İş ve meslek edindirme kurslarının açılmasını talep etme, kültür ve sanat merkezlerinin belediyeler bünyesinde kurulması için çalışma yürütme, buralarda Kürt gençliğinin kendi kültürel değerlerini özümseyip ilerletmesi, mesleki bir eğitimle donanması, işsizliğe karşı iş talep etmesi vazgeçilmez işler olarak mücadelenin gündemini oluşturmalıdır.

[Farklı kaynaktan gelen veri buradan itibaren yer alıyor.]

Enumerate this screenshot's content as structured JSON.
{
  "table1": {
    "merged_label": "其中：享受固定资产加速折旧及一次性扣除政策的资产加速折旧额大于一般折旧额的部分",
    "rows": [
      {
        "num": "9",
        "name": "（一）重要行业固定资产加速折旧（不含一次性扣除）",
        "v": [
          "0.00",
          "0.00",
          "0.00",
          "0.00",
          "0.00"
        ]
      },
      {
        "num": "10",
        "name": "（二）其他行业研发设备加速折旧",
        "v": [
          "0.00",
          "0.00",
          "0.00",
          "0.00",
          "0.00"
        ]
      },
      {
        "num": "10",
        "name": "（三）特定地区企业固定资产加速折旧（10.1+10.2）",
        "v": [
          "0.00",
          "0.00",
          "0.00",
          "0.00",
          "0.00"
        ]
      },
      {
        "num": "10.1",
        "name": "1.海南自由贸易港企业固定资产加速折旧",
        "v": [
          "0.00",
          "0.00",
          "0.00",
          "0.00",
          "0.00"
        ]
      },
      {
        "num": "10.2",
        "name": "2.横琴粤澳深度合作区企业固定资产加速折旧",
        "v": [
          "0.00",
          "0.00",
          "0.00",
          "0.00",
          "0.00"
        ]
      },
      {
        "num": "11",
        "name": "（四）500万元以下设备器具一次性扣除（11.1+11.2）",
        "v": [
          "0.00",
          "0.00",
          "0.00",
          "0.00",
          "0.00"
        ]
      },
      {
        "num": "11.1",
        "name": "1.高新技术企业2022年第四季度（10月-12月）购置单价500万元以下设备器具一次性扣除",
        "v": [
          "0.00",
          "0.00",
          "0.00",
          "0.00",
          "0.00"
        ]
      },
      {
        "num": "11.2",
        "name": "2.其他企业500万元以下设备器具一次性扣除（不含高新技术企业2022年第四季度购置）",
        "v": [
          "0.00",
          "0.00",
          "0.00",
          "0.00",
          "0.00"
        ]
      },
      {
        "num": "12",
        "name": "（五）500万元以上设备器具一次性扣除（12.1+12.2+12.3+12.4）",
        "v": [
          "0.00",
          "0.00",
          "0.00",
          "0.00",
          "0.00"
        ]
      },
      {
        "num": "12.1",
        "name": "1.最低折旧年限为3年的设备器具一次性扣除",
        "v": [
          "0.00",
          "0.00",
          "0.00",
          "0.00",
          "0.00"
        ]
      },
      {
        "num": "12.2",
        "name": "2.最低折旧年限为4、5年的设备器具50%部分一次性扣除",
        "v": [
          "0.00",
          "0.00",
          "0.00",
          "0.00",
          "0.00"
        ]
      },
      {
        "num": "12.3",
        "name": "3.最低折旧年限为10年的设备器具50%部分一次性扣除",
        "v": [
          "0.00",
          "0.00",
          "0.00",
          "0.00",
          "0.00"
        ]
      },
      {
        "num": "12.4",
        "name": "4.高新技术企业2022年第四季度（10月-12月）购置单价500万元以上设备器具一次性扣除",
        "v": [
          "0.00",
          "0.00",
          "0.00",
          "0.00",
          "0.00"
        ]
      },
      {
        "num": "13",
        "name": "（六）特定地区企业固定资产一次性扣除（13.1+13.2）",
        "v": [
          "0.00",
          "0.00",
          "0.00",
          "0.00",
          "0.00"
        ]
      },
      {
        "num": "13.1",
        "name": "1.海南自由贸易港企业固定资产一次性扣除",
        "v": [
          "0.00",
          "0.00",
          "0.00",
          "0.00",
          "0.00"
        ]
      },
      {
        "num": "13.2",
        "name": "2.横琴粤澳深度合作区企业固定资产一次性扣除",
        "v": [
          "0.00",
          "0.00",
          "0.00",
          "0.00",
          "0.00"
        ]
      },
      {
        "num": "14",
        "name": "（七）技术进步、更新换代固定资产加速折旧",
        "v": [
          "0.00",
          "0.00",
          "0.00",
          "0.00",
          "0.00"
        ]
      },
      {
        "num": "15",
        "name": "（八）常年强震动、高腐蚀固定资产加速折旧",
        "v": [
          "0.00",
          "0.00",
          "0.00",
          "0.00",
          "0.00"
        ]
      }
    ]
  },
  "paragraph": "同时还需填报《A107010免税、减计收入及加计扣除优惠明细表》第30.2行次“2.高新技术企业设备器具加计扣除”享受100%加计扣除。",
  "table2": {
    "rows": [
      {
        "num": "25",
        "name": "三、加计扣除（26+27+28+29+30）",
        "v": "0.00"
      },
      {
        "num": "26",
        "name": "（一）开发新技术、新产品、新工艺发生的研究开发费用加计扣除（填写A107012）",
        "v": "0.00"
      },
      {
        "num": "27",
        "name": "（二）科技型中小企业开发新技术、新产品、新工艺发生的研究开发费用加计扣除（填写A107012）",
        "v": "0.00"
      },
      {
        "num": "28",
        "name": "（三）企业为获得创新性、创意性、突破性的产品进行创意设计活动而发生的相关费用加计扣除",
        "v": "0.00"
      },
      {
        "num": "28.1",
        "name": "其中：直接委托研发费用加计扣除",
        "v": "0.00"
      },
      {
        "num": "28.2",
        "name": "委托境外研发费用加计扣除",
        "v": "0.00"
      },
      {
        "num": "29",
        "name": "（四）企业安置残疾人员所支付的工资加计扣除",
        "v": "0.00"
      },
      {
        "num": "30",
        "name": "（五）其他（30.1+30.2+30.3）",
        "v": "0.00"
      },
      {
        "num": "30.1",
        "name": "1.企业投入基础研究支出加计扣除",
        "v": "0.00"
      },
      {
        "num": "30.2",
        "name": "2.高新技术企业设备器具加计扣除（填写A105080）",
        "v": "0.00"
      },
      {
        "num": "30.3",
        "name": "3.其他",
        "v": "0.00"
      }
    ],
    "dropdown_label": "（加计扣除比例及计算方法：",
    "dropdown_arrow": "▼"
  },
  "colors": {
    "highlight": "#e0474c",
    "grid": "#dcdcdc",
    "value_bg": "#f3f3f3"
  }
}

OHAL uygulaması kalkmış ya da kalkmamış bütün illerde bu tür alanlar ve olanaklar değerlendirildikçe kahve köşelerine, atari salonlarına, internet kafelere ya da sokak aralarına itilmiş gençleri bulundukları yerlerden çıkarıp, yaşama ve mücadeleye kazanmak politik olmaktan öte insani bir sorumluluktur.
Bugüne kadar savaşın bedellerini canlarıyla, geçim kaynaklarının kurutulmasıyla, köylerinin boşaltılmasıyla ödeyen Kürt emekçileri ve gençleri, gittikçe artan işsizlik, Köy-Kent projeleri, OHAL’in kalktığı illerde yaşanan anti-demokratik uygulamalar, eğitim kurumlarının birer kışla gibi yönetilmesi, günlük basın organlarının bölgeye sokulmaması ya da okunmasının engellenmesi, yükseköğrenim hakkından mahrumiyet, bölgenin verimli topraklarının emperyalistlere peşkeş çekilmesi vb. haksızlıklar varlığını sürdürürken, beklenti ve belirsizlik içerisinde sıkışıp kalmaya razı olamaz, olmamalıdır.
Gerçekten eşit, özgür ve demokratik bir yaşam, Türk ve Kürt emekçilerinin ve gençliğinin kader birliği yapmasıyla, birleşik bir mücadele yürütmesiyle gerçekleşecektir. Kürt gençliğinin mücadele ve örgütlenme çabasını yukarıda ortaya konulan temellerde daha da artırmak, bu zeminde kararlı ve inatçı bir hatta ilerlemekten başka çözüm yolu yoktur.